身延町なかとみ現代工芸美術館:身延町内の美術館。地域の歴史に関する資料も収蔵されています。
恵林寺宝物館(甲州市):武田信玄の菩提寺である恵林寺の宝物館。武田氏関連の貴重な資料が展示されています。
まとめ|下山城訪問の魅力
下山城(山梨県身延町)は、明確な城郭遺構は残されていないものの、甲斐源氏と穴山氏の歴史を今に伝える貴重な史跡です。
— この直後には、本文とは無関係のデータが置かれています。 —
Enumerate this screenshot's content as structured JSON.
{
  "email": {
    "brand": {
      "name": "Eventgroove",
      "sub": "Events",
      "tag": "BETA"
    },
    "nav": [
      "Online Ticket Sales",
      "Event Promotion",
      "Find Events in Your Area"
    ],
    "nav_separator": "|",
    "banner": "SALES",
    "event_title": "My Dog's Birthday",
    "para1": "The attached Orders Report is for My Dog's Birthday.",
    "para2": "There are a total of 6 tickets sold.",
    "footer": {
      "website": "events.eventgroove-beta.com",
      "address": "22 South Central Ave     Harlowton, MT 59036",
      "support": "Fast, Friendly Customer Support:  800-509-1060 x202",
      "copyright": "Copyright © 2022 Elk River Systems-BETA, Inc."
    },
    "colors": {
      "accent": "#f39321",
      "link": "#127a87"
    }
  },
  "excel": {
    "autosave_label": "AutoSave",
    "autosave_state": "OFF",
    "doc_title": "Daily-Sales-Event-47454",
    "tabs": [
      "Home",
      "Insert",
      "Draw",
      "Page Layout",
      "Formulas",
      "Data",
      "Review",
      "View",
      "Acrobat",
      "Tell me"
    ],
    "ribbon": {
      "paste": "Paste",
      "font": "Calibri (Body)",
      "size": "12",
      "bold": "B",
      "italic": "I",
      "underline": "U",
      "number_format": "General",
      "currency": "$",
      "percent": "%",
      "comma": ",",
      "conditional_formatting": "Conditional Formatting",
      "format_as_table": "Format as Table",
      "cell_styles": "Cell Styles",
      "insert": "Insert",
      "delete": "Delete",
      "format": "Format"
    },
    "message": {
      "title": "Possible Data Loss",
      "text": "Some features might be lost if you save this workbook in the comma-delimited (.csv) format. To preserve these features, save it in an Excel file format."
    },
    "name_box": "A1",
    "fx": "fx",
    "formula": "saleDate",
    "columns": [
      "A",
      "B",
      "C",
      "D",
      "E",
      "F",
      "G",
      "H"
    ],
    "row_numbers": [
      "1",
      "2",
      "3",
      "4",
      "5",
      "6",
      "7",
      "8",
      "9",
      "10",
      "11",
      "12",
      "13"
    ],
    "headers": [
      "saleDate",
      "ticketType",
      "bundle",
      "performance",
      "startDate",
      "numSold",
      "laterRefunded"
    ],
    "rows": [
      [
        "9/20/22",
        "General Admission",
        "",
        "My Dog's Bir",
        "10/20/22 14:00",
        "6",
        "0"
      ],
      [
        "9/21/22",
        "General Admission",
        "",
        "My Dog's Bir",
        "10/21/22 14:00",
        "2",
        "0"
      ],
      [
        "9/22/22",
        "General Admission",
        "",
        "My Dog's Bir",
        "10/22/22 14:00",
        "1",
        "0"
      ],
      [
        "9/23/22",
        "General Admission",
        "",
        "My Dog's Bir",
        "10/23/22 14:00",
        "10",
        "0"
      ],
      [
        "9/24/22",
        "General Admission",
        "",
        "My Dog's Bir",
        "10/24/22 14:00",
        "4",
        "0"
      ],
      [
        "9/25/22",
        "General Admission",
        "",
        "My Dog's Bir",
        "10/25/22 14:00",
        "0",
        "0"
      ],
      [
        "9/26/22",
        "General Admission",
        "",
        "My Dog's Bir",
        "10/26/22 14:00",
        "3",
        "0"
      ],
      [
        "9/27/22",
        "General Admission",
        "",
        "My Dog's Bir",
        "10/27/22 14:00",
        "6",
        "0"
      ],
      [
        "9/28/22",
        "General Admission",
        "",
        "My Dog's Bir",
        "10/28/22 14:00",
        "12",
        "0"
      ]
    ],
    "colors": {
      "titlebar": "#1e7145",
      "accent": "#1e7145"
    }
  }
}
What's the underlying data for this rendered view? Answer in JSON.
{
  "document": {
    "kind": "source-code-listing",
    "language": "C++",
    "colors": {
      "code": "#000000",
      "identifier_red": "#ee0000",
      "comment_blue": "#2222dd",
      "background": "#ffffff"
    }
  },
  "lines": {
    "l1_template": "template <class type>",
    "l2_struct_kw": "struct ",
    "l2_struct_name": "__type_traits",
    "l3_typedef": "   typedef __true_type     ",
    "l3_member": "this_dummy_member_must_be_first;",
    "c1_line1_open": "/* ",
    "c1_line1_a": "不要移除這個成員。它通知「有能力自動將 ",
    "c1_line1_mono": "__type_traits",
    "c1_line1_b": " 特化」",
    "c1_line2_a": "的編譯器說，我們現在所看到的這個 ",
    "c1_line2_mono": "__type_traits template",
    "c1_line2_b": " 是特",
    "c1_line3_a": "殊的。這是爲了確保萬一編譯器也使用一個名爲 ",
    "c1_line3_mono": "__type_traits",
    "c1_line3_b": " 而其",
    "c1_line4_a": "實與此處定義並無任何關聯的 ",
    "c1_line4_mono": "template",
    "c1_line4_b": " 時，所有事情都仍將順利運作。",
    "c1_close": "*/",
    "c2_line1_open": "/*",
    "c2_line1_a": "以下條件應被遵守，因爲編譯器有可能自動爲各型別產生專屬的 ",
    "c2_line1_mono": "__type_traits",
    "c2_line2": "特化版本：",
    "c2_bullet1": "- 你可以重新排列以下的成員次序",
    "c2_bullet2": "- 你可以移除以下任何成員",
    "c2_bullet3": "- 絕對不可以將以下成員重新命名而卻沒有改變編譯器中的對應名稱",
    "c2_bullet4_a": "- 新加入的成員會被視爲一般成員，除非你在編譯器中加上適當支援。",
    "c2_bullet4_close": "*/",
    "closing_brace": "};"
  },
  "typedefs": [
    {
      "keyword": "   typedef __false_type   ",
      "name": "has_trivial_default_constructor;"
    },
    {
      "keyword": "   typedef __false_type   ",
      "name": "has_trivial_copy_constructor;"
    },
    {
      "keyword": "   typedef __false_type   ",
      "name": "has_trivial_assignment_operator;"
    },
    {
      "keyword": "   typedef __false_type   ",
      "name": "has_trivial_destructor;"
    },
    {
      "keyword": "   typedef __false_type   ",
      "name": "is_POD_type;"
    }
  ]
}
現在の本国寺境内は、日蓮聖人手植えの大イチョウという天然記念物に恵まれ、歴史と自然が調和した魅力的な場所となっています。
身延山久遠寺への参詣と合わせて訪れることで、中世から近世にかけての甲斐国南部の歴史をより深く理解することができます。特に秋の黄葉シーズンには、黄金色に輝く大イチョウが訪問者を迎え、忘れられない体験となるでしょう。
城郭ファンはもちろん、日蓮宗の信仰に関心のある方、巨木や自然を愛する方にもお勧めのスポットです。静かな境内で歴史に思いを馳せながら、ゆったりとした時間を過ごしてみてはいかがでしょうか。
下山城は、派手さはありませんが、甲斐国の歴史を支えた武将たちの足跡を感じられる、味わい深い史跡です。山梨県を訪れる際には、ぜひ足を延ばしてみることをお勧めします。